Manolis Kellis returns to discuss biology from the molecular to the cosmic scale, beginning with the staggering engineering of the human epigenome and how evolution selects across nested layers from nucleotides to whole ecosystems. He traces the origin of life through metabolism, compartmentalization, and replication, arguing life likely began at the ocean floor and could exist independently on moons like Europa. The conversation shifts to a deeply personal philosophy of life, suffering, and meaning, framed by Kellis's Greek heritage and his own midlife crisis. He argues that fulfillment, not happiness, is the goal, and that embracing struggle and the journey matters more than the destination.

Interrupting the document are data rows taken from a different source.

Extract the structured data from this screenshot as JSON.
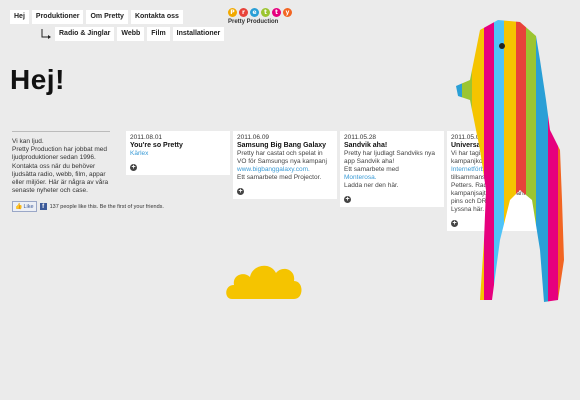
{
  "nav": {
    "items": [
      "Hej",
      "Produktioner",
      "Om Pretty",
      "Kontakta oss"
    ],
    "sub": [
      "Radio & Jinglar",
      "Webb",
      "Film",
      "Installationer"
    ]
  },
  "logo": {
    "letters": [
      "P",
      "r",
      "e",
      "t",
      "t",
      "y"
    ],
    "colors": [
      "#f2a900",
      "#e8433a",
      "#2a9fd6",
      "#9cc531",
      "#e6007e",
      "#f26522"
    ],
    "subtitle": "Pretty Production"
  },
  "page": {
    "title": "Hej!",
    "intro": "Vi kan ljud.\nPretty Production har jobbat med ljudproduktioner sedan 1996. Kontakta oss när du behöver ljudsätta radio, webb, film, appar eller miljöer. Här är några av våra senaste nyheter och case."
  },
  "facebook": {
    "like": "Like",
    "text": "137 people like this. Be the first of your friends."
  },
  "cards": [
    {
      "date": "2011.08.01",
      "title": "You're so Pretty",
      "body": "",
      "link": "Kärlex",
      "after": ""
    },
    {
      "date": "2011.06.09",
      "title": "Samsung Big Bang Galaxy",
      "body": "Pretty har castat och spelat in VO för Samsungs nya kampanj",
      "link": "www.bigbanggalaxy.com.",
      "after": "Ett samarbete med Projector."
    },
    {
      "date": "2011.05.28",
      "title": "Sandvik aha!",
      "body": "Pretty har ljudlagt Sandviks nya app Sandvik aha!\nEtt samarbete med",
      "link": "Monterosa.",
      "after": "Ladda ner den här."
    },
    {
      "date": "2011.05.09",
      "title": "Universal Telecom",
      "body": "Vi har tagit fram kampanjkonceptet",
      "link": "Internetförbättrarna",
      "after": "tillsammans med Secretaire och Petters. Radioreklam, kampanjsajt, banners, annonser, pins och DR.\nLyssna här."
    }
  ],
  "colors": {
    "background": "#ebebeb",
    "link": "#3a9bd6",
    "cloud": "#f5c400"
  },
  "icons": {
    "plus": "plus-circle-icon",
    "subnav": "arrow-elbow-icon"
  }
}
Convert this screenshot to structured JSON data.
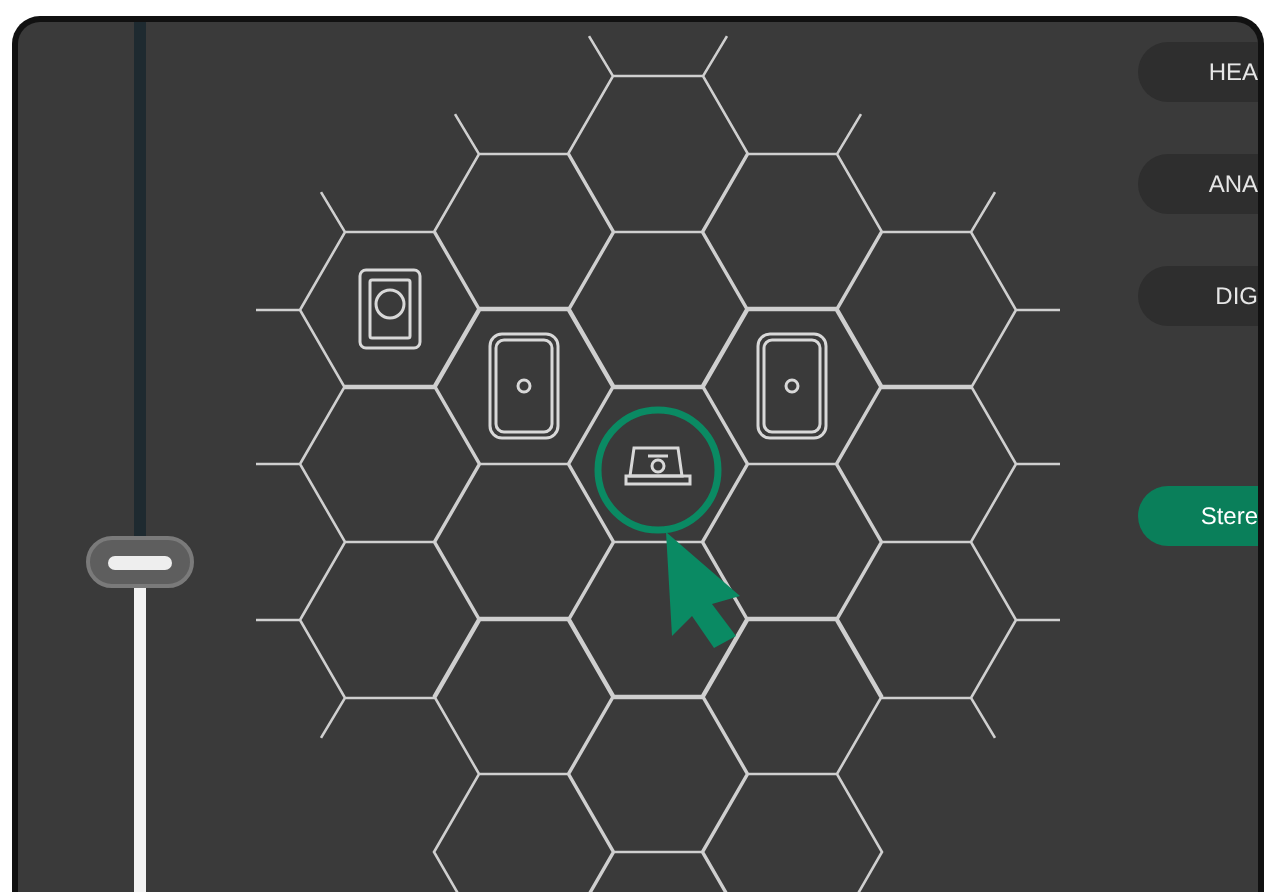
{
  "volume": {
    "level": 0.39
  },
  "speakers": [
    {
      "kind": "subwoofer",
      "selected": false
    },
    {
      "kind": "speaker",
      "selected": false
    },
    {
      "kind": "speaker",
      "selected": false
    },
    {
      "kind": "soundbar",
      "selected": true
    }
  ],
  "outputs": [
    {
      "label": "HEA",
      "selected": false
    },
    {
      "label": "ANA",
      "selected": false
    },
    {
      "label": "DIG",
      "selected": false
    }
  ],
  "modes": [
    {
      "label": "Stere",
      "selected": true
    }
  ]
}
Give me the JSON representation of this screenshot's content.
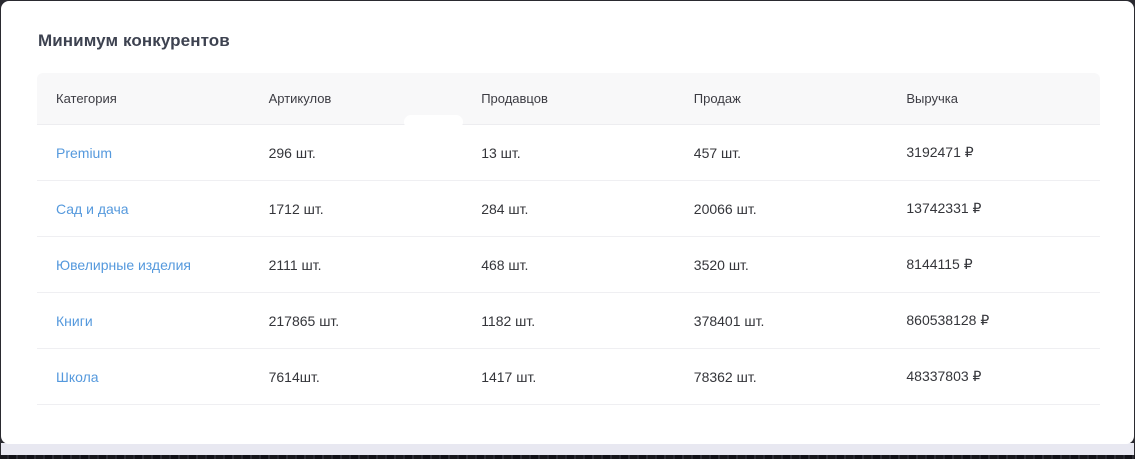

The episode closes with Kellis reading two poems he wrote as a teenager.

Big reveals

  • Kellis predicts that if humans encountered a human-like intelligence, we'd figure out their language in a few weeks.
  • He bets life likely began at the bottom of the ocean and says he can't wait to discover non-DNA-based life forms.
  • He guesses there is probably independently arisen life already teeming on Europa, a moon of Jupiter.
  • Kellis reveals his 'meaning of life symposium' was prompted by a genuine midlife crisis at age 42.
  • Contrarian claim: 'We need more movies where the bad guys win... where just everybody dies' to teach that life sometimes sucks.
  • He tells his mother to stop asking if he's happy: 'what you should be asking is if i'm fulfilled.'
  • Kellis reads two poems he wrote as a 16-year-old, a vulnerable departure from the science discussion.

Things worth remembering

  • Every cell contains two meters of DNA compacted into a radius one-thousandth of a millimeter, six orders of magnitude of compaction.
  • Stretched out, the DNA in all your ~30 trillion cells would reach Jupiter 100 times.
  • RNA came first; DNA and proteins were invented later, so reverse transcription preceded transcription.
  • Life needs only three ingredients: metabolism, compartmentalization (a lipid bilayer self), and replication.
  • Evolution selects not just at the level of organisms but at the level of whole environments and ecosystems.
  • Early humans may have domesticated wolves by killing eight of nine pups each generation and keeping the mildest.
  • Deuterostomes ('second mouth') evolved a second opening; humans are essentially a fancy worm with mouth, gut, and anus.
  • Kellis frames his life as an 'all-inclusive resort' where he'd choose the exact demanding life he already has.
  • He argues that believing Boston is the best place becomes a self-fulfilling prophecy that molds reality.